La Manufacture des Œillets à Ivry, un héritage américain

Manufacture des Oeillets 2-Briques rouges et baies vitrées : plutôt atypique pour une façade ivryenne. A l’intérieur de ce bâtiment singulier, la canopée urbaine est à portée de regard. Aujourd’hui centenaire, l’ancienne manufacture des œillets d’Ivry sur Seine accueille un centre d’art contemporain (le Crédac) et une école, l’EPSAA, qui forme graphistes et architectes. Une nouvelle vie dans la logique de l’esprit avant-gardiste qui a guidé sa construction.

Un passé industriel

En 1913 commencent rue Raspail à Ivry des travaux qui vont considérablement modifier la topographie du lieu. Ils sont le fruit de l’architecte français Paul Sée, chargé d’agrandir ce que l’on appelle déjà à cette époque la « Manufacture des Œillets ». En 1905, le site érigé quinze ans plutôt par Charles Bac pour la production d’œillets métalliques a été racheté par United Shoe, firme américaine qui commence à dominer le marché de la chaussure. Les deux bâtiments préexistants, la grande halle et le pavillon du gardien ne suffisent maintenant plus à accueillir toute la production. Paul Sée imagine donc une nouvelle aile directement inspirée de l’architecture d’Outre-Atlantique.

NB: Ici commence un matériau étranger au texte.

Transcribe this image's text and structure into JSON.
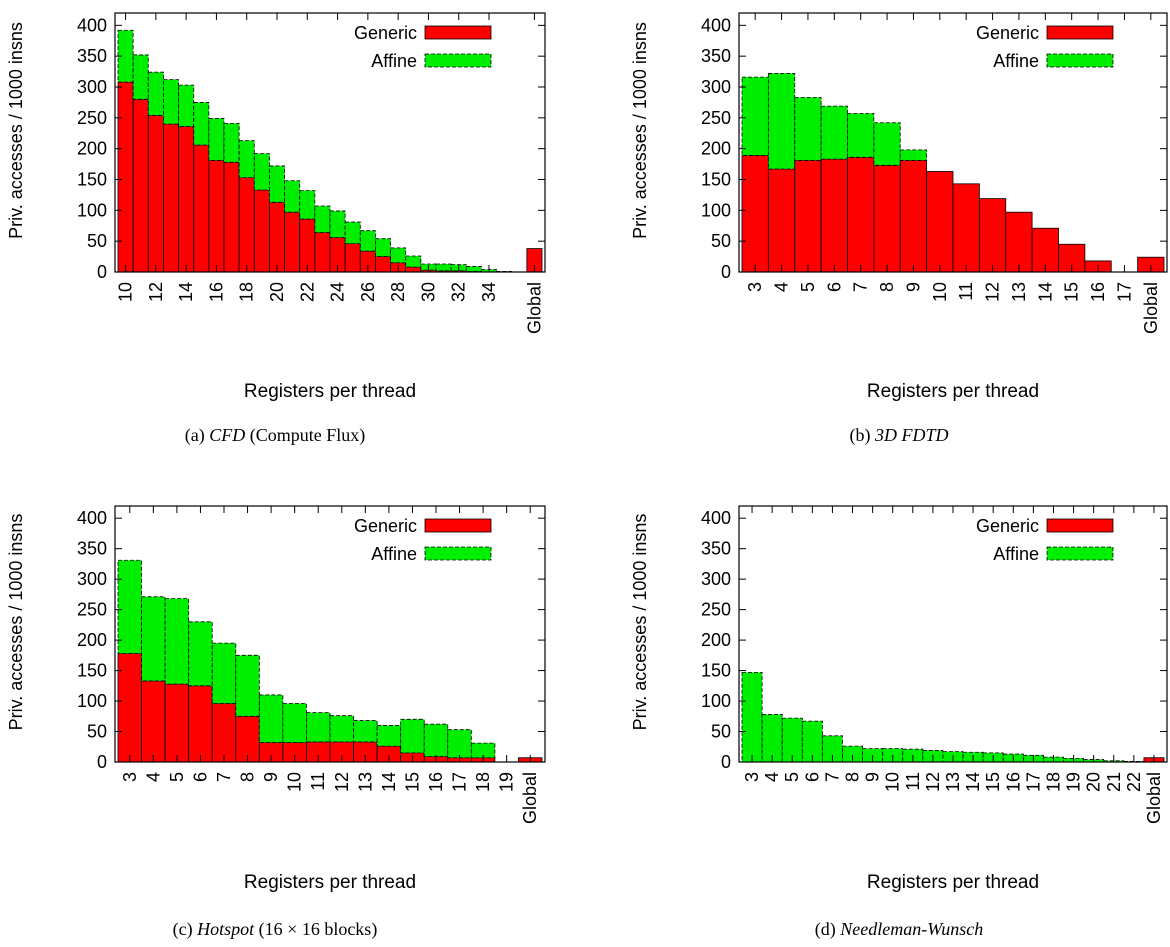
{
  "colors": {
    "generic": "#ff0000",
    "affine": "#00ee00",
    "edge": "#000000"
  },
  "chart_data": [
    {
      "type": "bar",
      "stacked": true,
      "caption_prefix": "(a)",
      "caption_italic": "CFD",
      "caption_rest": " (Compute Flux)",
      "xlabel": "Registers per thread",
      "ylabel": "Priv. accesses / 1000 insns",
      "ylim": [
        0,
        420
      ],
      "yticks": [
        0,
        50,
        100,
        150,
        200,
        250,
        300,
        350,
        400
      ],
      "legend": [
        "Generic",
        "Affine"
      ],
      "legend_position": "top-right",
      "categories": [
        "10",
        "11",
        "12",
        "13",
        "14",
        "15",
        "16",
        "17",
        "18",
        "19",
        "20",
        "21",
        "22",
        "23",
        "24",
        "25",
        "26",
        "27",
        "28",
        "29",
        "30",
        "31",
        "32",
        "33",
        "34",
        "35",
        "36",
        "Global"
      ],
      "tick_labels": [
        "10",
        "",
        "12",
        "",
        "14",
        "",
        "16",
        "",
        "18",
        "",
        "20",
        "",
        "22",
        "",
        "24",
        "",
        "26",
        "",
        "28",
        "",
        "30",
        "",
        "32",
        "",
        "34",
        "",
        "",
        "Global"
      ],
      "series": [
        {
          "name": "Generic",
          "values": [
            308,
            280,
            254,
            240,
            236,
            206,
            181,
            178,
            153,
            133,
            113,
            97,
            86,
            64,
            56,
            46,
            34,
            25,
            15,
            8,
            3,
            2,
            2,
            1,
            0,
            0,
            0,
            38
          ]
        },
        {
          "name": "Affine",
          "values": [
            84,
            72,
            70,
            72,
            67,
            69,
            68,
            63,
            60,
            59,
            59,
            51,
            46,
            43,
            43,
            35,
            33,
            29,
            24,
            18,
            10,
            11,
            10,
            8,
            4,
            1,
            0,
            0
          ]
        }
      ]
    },
    {
      "type": "bar",
      "stacked": true,
      "caption_prefix": "(b)",
      "caption_italic": "3D FDTD",
      "caption_rest": "",
      "xlabel": "Registers per thread",
      "ylabel": "Priv. accesses / 1000 insns",
      "ylim": [
        0,
        420
      ],
      "yticks": [
        0,
        50,
        100,
        150,
        200,
        250,
        300,
        350,
        400
      ],
      "legend": [
        "Generic",
        "Affine"
      ],
      "legend_position": "top-right",
      "categories": [
        "3",
        "4",
        "5",
        "6",
        "7",
        "8",
        "9",
        "10",
        "11",
        "12",
        "13",
        "14",
        "15",
        "16",
        "17",
        "Global"
      ],
      "tick_labels": [
        "3",
        "4",
        "5",
        "6",
        "7",
        "8",
        "9",
        "10",
        "11",
        "12",
        "13",
        "14",
        "15",
        "16",
        "17",
        "Global"
      ],
      "series": [
        {
          "name": "Generic",
          "values": [
            189,
            167,
            181,
            183,
            186,
            173,
            181,
            163,
            143,
            119,
            97,
            71,
            45,
            18,
            0,
            24
          ]
        },
        {
          "name": "Affine",
          "values": [
            127,
            155,
            102,
            86,
            71,
            69,
            17,
            0,
            0,
            0,
            0,
            0,
            0,
            0,
            0,
            0
          ]
        }
      ]
    },
    {
      "type": "bar",
      "stacked": true,
      "caption_prefix": "(c)",
      "caption_italic": "Hotspot",
      "caption_rest": " (16 × 16 blocks)",
      "xlabel": "Registers per thread",
      "ylabel": "Priv. accesses / 1000 insns",
      "ylim": [
        0,
        420
      ],
      "yticks": [
        0,
        50,
        100,
        150,
        200,
        250,
        300,
        350,
        400
      ],
      "legend": [
        "Generic",
        "Affine"
      ],
      "legend_position": "top-right",
      "categories": [
        "3",
        "4",
        "5",
        "6",
        "7",
        "8",
        "9",
        "10",
        "11",
        "12",
        "13",
        "14",
        "15",
        "16",
        "17",
        "18",
        "19",
        "Global"
      ],
      "tick_labels": [
        "3",
        "4",
        "5",
        "6",
        "7",
        "8",
        "9",
        "10",
        "11",
        "12",
        "13",
        "14",
        "15",
        "16",
        "17",
        "18",
        "19",
        "Global"
      ],
      "series": [
        {
          "name": "Generic",
          "values": [
            178,
            133,
            128,
            125,
            96,
            75,
            32,
            32,
            33,
            33,
            33,
            26,
            15,
            9,
            7,
            7,
            0,
            7
          ]
        },
        {
          "name": "Affine",
          "values": [
            153,
            138,
            140,
            105,
            99,
            100,
            78,
            64,
            48,
            43,
            35,
            34,
            55,
            53,
            46,
            24,
            0,
            0
          ]
        }
      ]
    },
    {
      "type": "bar",
      "stacked": true,
      "caption_prefix": "(d)",
      "caption_italic": "Needleman-Wunsch",
      "caption_rest": "",
      "xlabel": "Registers per thread",
      "ylabel": "Priv. accesses / 1000 insns",
      "ylim": [
        0,
        420
      ],
      "yticks": [
        0,
        50,
        100,
        150,
        200,
        250,
        300,
        350,
        400
      ],
      "legend": [
        "Generic",
        "Affine"
      ],
      "legend_position": "top-right",
      "categories": [
        "3",
        "4",
        "5",
        "6",
        "7",
        "8",
        "9",
        "10",
        "11",
        "12",
        "13",
        "14",
        "15",
        "16",
        "17",
        "18",
        "19",
        "20",
        "21",
        "22",
        "Global"
      ],
      "tick_labels": [
        "3",
        "4",
        "5",
        "6",
        "7",
        "8",
        "9",
        "10",
        "11",
        "12",
        "13",
        "14",
        "15",
        "16",
        "17",
        "18",
        "19",
        "20",
        "21",
        "22",
        "Global"
      ],
      "series": [
        {
          "name": "Generic",
          "values": [
            0,
            0,
            0,
            0,
            0,
            0,
            0,
            0,
            0,
            0,
            0,
            0,
            0,
            0,
            0,
            0,
            0,
            0,
            0,
            0,
            7
          ]
        },
        {
          "name": "Affine",
          "values": [
            147,
            78,
            72,
            67,
            43,
            26,
            22,
            22,
            21,
            19,
            17,
            16,
            15,
            13,
            11,
            8,
            6,
            4,
            2,
            1,
            0
          ]
        }
      ]
    }
  ]
}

La “daylight factory” américaine comme modèle

L’usine-mère d’United Shoe se trouve à Beverly aux Etats-Unis. Elle a été imaginée par Ernest L. Ransome et construite en 1905. Elle rassemble toutes les caractéristiques d’une nouvelle façon de penser l’architecture industrielle. Trois bâtiments identiques présentent une structure de béton armé que l’architecte ne cache pas sous les ornements, ce qui constitue une rupture avec ce que l’on a pu connaître aux Etats-Unis et ce que l’on voit encore beaucoup en Europe (à la même époque, Georges Nachbaur délie encore ses volutes à Nogent et Le Perreux). Ce squelette de béton armé permet de larges ouvertures vitrées qui baignent de lumière les ateliers, rendant plus agréable le travail aux ouvriers. C’est le modèle de la “daylight factory”. Il est lui-même issu des avancées architecturales de Chicago à la fin du 19e : rationalisme, utilitarisme, durabilité. Autant de valeurs et de matériaux nouveaux qui permettent la construction des premiers gratte-ciels sans façade porteuse. Ces principes sont appliqués à l’usine-mère de Beverly et donnent les grandes lignes du futur “bâtiment américain” d’Ivry.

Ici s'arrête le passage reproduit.